La députée issue des rangs de LaREM Carole Grandjean, vice-présidente de la commission d’enquête, qui avait elle-même participé à une mission gouvernementale sur le même sujet en novembre dernier et qui avait avancé un chiffre de fraudes compris entre 13 et 45 milliards d’euros par an, ce que les organismes de protection sociale avaient contesté, pointe leur insuffisante connaissance du phénomène. "Je ne pense pas qu’il s’agisse de blocage, mais bien du fait que ces organismes n’ont pas l’information", déclare la députée de Meurthe-et-Moselle. "On est face à des systèmes d’information qui échappent à une vision globale, ne permettant pas le croisement des données entre les différentes administrations". Selon nos informations, parmi les chiffres tout de même avancés par la commission d’enquête, le rapport qui sera rendu public la semaine prochaine fait état d’une fourchette comprise entre 2, 4 et 6, 7 millions de cartes Vitale surnuméraires, par rapport à la population.
Toujours selon nos informations, le rapport de la commission formule quatre grandes recommandations, à commencer par la sécurisation du dispositif d’indemnisation du chômage partiel, afin d’agir contre le travail dissimulé, et la lutte contre la fraude documentaire et à l’identité. Il s’agirait pour ce faire de développer les outils de biométrie auprès des organismes sociaux, ainsi que la coopération entre ces derniers et les services de police judiciaire.

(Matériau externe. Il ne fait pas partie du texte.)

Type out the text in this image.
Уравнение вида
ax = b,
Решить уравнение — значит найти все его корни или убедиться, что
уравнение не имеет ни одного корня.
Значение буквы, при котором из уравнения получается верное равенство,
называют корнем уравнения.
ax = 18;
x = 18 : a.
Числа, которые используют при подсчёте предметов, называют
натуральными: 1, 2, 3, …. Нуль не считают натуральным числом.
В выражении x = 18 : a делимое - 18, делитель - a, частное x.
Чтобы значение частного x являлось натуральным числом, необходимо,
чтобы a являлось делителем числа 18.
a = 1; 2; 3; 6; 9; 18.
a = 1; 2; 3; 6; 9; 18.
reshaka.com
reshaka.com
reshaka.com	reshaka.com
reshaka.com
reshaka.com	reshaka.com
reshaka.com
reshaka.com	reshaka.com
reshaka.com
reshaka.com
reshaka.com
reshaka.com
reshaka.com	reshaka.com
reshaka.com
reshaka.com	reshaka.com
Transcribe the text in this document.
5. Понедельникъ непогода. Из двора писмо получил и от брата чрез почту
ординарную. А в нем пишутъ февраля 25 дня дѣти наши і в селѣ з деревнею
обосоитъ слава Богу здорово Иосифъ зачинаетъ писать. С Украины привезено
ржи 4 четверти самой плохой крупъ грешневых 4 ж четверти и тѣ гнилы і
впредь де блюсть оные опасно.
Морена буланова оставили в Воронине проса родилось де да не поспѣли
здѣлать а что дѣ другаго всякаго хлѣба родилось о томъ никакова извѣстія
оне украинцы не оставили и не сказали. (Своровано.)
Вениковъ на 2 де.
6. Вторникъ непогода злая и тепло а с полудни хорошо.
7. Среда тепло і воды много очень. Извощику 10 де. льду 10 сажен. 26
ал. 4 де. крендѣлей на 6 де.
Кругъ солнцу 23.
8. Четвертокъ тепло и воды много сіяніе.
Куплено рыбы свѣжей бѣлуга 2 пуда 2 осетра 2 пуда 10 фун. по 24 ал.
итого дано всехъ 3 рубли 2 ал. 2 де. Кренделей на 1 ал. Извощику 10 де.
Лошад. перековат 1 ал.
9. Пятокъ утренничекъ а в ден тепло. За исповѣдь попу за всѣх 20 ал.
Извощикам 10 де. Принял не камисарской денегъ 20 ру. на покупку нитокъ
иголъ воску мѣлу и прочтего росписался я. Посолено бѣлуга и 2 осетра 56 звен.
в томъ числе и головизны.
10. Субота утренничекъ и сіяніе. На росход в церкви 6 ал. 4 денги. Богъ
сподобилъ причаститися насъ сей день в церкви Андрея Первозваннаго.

La deuxième préconisation majeure vise à faire en sorte que l'Etat se saisisse davantage de ce sujet en créant notamment une agence de lutte anti-fraude. Car si une mission interministérielle de coordination anti-fraude (MICAF) existe d’ores-et-déjà, le rapporteur souhaite aller plus loin, en assurant une coordination des données, mais également des moyens, notamment pour « appuyer les organismes de protection sociale en matière de formation de leurs agents »,
En complément de ce volontarisme politique, le rapport stipule en troisième lieu la nécessité de généraliser « une culture anti-fraude », au sein des organismes de protection sociale. Il s’agirait de créer un code de la répression de la fraude aux prestations sociales et de conférer aux agents de ces organismes des prérogatives communes à celles d’officiers de police judiciaire, leur permettant par exemple de procéder à l’audition de suspects.
Enfin, le rapport dresse un bilan des besoins spécifiques en fonction des différents organismes de protection sociale. En ce qui concerne la branche maladie, il préconise un contrôle accru des professionnels de santé. Pour la branche famille, le rapport prône la nécessité de sortir d’un système dit « déclaratif », en confiant aux agents des caisses de Sécurité sociale un pouvoir de contrôle, voire de production de preuves, notamment en cas de doute sur une situation de concubinage. Par ailleurs, selon nos informations, la branche vieillesse doit, indique le rapport, sécuriser le versement des prestations en dehors du territoire national en versant ces prestations, notamment les pensions de retraite, sur des comptes bancaires exclusivement français ou européens, et en organisant à échéance régulière des contrôles sur place.
La traduction législative d’un certain nombre de mesures prônées par la commission d’enquête pourrait avoir lieu dans le cadre des prochains projets de loi de finances et de financement de la Sécurité sociale. En tant que représentante de la majorité, la députée Carole Grandjean a assuré mardi l’opposition de droite de sa volonté de poursuivre le travail en commun, dans l’hémicycle au cours des mois à venir, afin de mettre un frein à un phénomène qu’elle juge comme étant « aussi grave que la fraude fiscale ».